I hold back all comments about the quality of certain doctors in this country but can’t resist throwing in a “Well it has been mis-diagnosed a couple of times”
She takes my blood pressure and listens to my heart …
“Mmm … that’s interesting” she says
I can feel my mouth go dry and my blood pressure increase.
It’s never good when a doctor says something is interesting …
unless you’re in a restaurant ordering food with them …
even then It’s still an 80% chance it’s still bad news!
“Oh yeah what’s that?” I attempt as calmly as I can manage
“It seems you have a very faint heart murmur” she replies calmly
Dear God! What the hell did I ever do to you, some strange leg malformation and a curved spine weren’t good enough you had to throw in a heart murmur for good measure huh??
Then she goes to get Dr Bob …
Who swans into the room surrounded by an invisible cloud of self importance like Mr Darcy in Pride and Prejudice…
The female doctor reads out the recommendations from my last specialist …
Dr Bob seems skeptical but decides to shove a stethoscope onto the troubled area …
“Pfft, that’s just vein issue” he proclaims after listeneing for all of five seconds. “We don’t need to do an Angiogram for that!” he continues.
Holy crap this guy’s a maverick! Who needs tests when I can listen for five seconds and determine everything that is going on!
I look at him and realise he bears a striking resemblence to Dr House on that TV show.
Then comes the inevitable …
He starts poking the swollen muscle …
Please tell me why doctors feel the need to poke it? Is it to see me jump ten feet and then put my hands around their throats until they stop??
I restrained myself from hitting the guy in the face … this time …
Instead I opted for cowering in the corner furtherst away from him!
Yeah, I’m an empowered woman!
Then some discussion went around about my options etc
Surgery, Injections of alcohol, Blood thinners or live with it.
Surgery is not that great – it’s impossible to get it all and harder to operate on the next time.
The injections of alcohol to basically kill the veins that are malformed and not working properly is successful in 80% of cases.

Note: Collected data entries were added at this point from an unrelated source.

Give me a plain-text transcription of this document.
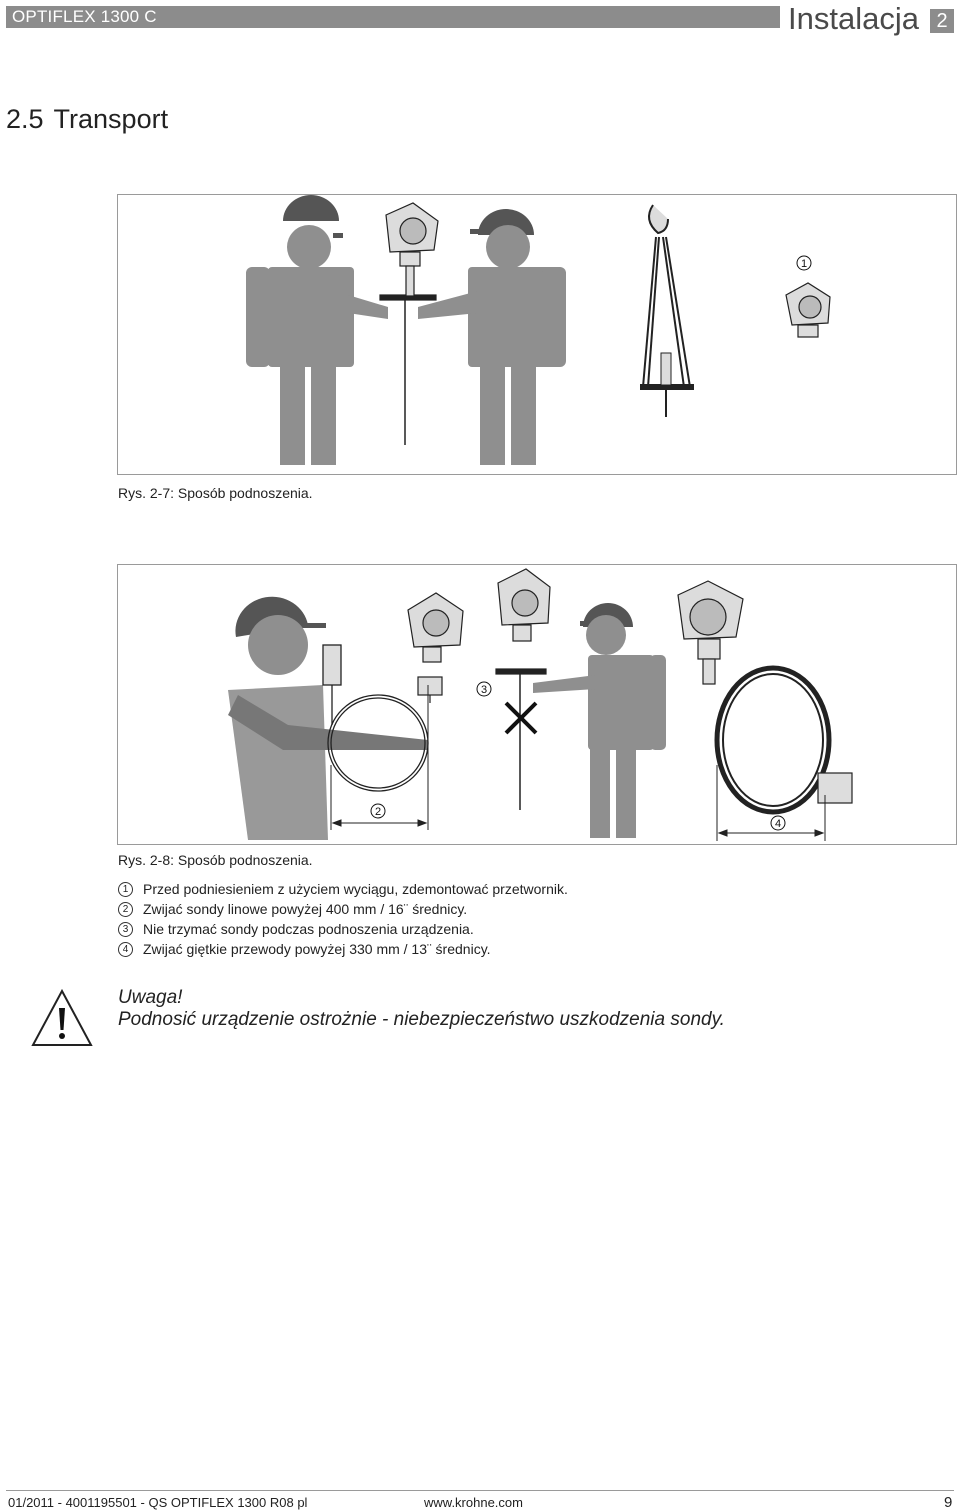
OPTIFLEX 1300 C	Instalacja 2
2.5 Transport
1
Rys. 2-7: Sposób podnoszenia.
2
3
4
Rys. 2-8: Sposób podnoszenia.
1	Przed podniesieniem z użyciem wyciągu, zdemontować przetwornik.
2	Zwijać sondy linowe powyżej 400 mm / 16¨ średnicy.
3	Nie trzymać sondy podczas podnoszenia urządzenia.
4	Zwijać giętkie przewody powyżej 330 mm / 13¨ średnicy.
Uwaga!
Podnosić urządzenie ostrożnie - niebezpieczeństwo uszkodzenia sondy.
01/2011 - 4001195501 - QS OPTIFLEX 1300 R08 pl	www.krohne.com	9
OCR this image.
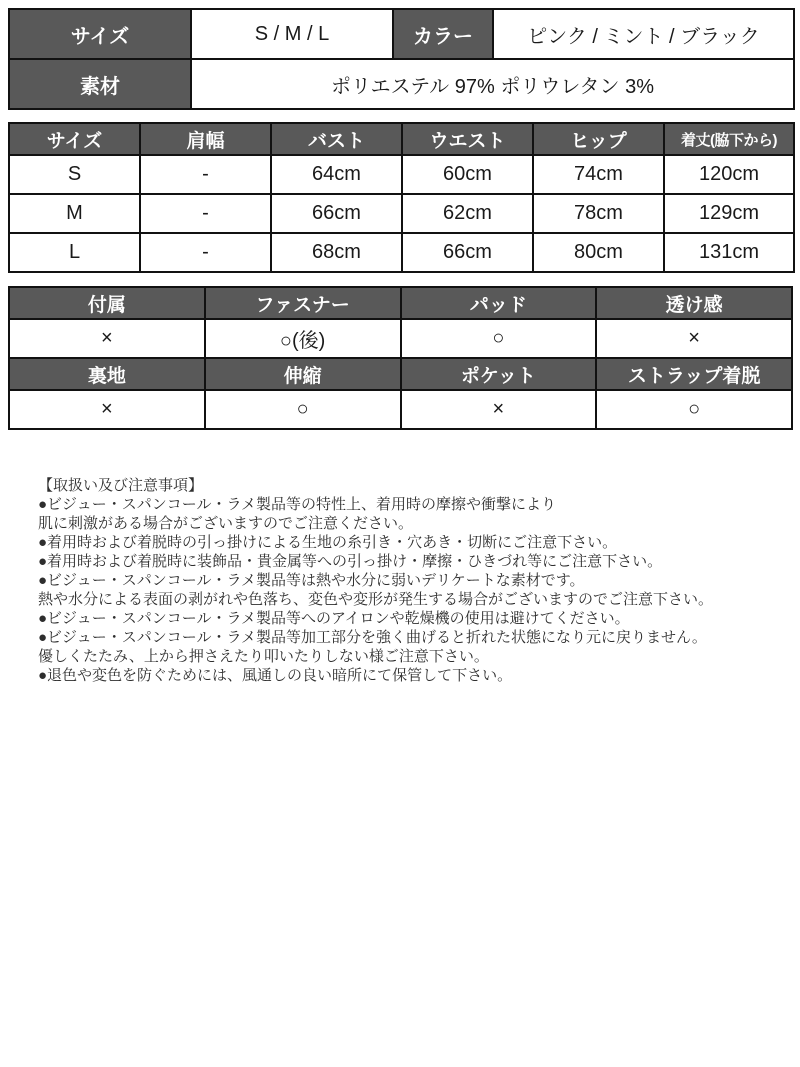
サイズ	S / M / L	カラー	ピンク / ミント / ブラック
素材	ポリエステル 97% ポリウレタン 3%		
サイズ	肩幅	バスト	ウエスト	ヒップ	着丈(脇下から)
S	-	64cm	60cm	74cm	120cm
M	-	66cm	62cm	78cm	129cm
L	-	68cm	66cm	80cm	131cm
付属	ファスナー	パッド	透け感
×	○(後)	○	×
裏地	伸縮	ポケット	ストラップ着脱
×	○	×	○
【取扱い及び注意事項】
●ビジュー・スパンコール・ラメ製品等の特性上、着用時の摩擦や衝撃により
肌に刺激がある場合がございますのでご注意ください。
●着用時および着脱時の引っ掛けによる生地の糸引き・穴あき・切断にご注意下さい。
●着用時および着脱時に装飾品・貴金属等への引っ掛け・摩擦・ひきづれ等にご注意下さい。
●ビジュー・スパンコール・ラメ製品等は熱や水分に弱いデリケートな素材です。
熱や水分による表面の剥がれや色落ち、変色や変形が発生する場合がございますのでご注意下さい。
●ビジュー・スパンコール・ラメ製品等へのアイロンや乾燥機の使用は避けてください。
●ビジュー・スパンコール・ラメ製品等加工部分を強く曲げると折れた状態になり元に戻りません。
優しくたたみ、上から押さえたり叩いたりしない様ご注意下さい。
●退色や変色を防ぐためには、風通しの良い暗所にて保管して下さい。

In 10 % it is ineffective.
In the other 10% is when the alcohol leaks out into the muscle killing off bits that you need (that never repair) … I already knew this bit and am not perturbed if I can live without pain…
Then he tells me that in some cases the alcohol leaks to the skin causing nasty painful ulcers that don’t heal and you have to have skin grafts to get it fixed etc (swapping one pain for another I’m not keen on)
I take it he’s seen some of these cases because he was very serious and sombre while telling me about them…
Typically, I’ve gone a nice shade of white during his explanation.
Then he asks me if I’m on the pill.
“Yes” I reply
“Oh well we have to get you off that, it could be contributing to the problem … the pill is known for causing blood clots … have you ever had a blood clot?” he says
“Ummm, not that I’ve noticed” I say
Can anybody tell me why in all the years I’ve had this not one bloody doctor has suggested taking me off the pill?? The time I suggested to a doctor he scoffed at me and told me that wouldn’t help.
Gah!!!
“Are you alergic to aspirin?” he asks
“Not as far as I know” I reply
“Okay we’ll get you taking that to thin the blood and check on you in a month. After that we might send you to have the injection treatment depending on how it goes” he says
So essentially, I’m stopping the pill and taking 100mg of aspirin a day.
While I’m desperately hoping that this will work and I won’t have to risk going through the injections with the nasty side effects …
If this actually works I think I will go postal!
In ten years it was this bloody simple to fix?
What the … heck???
My next appointment is January 12th.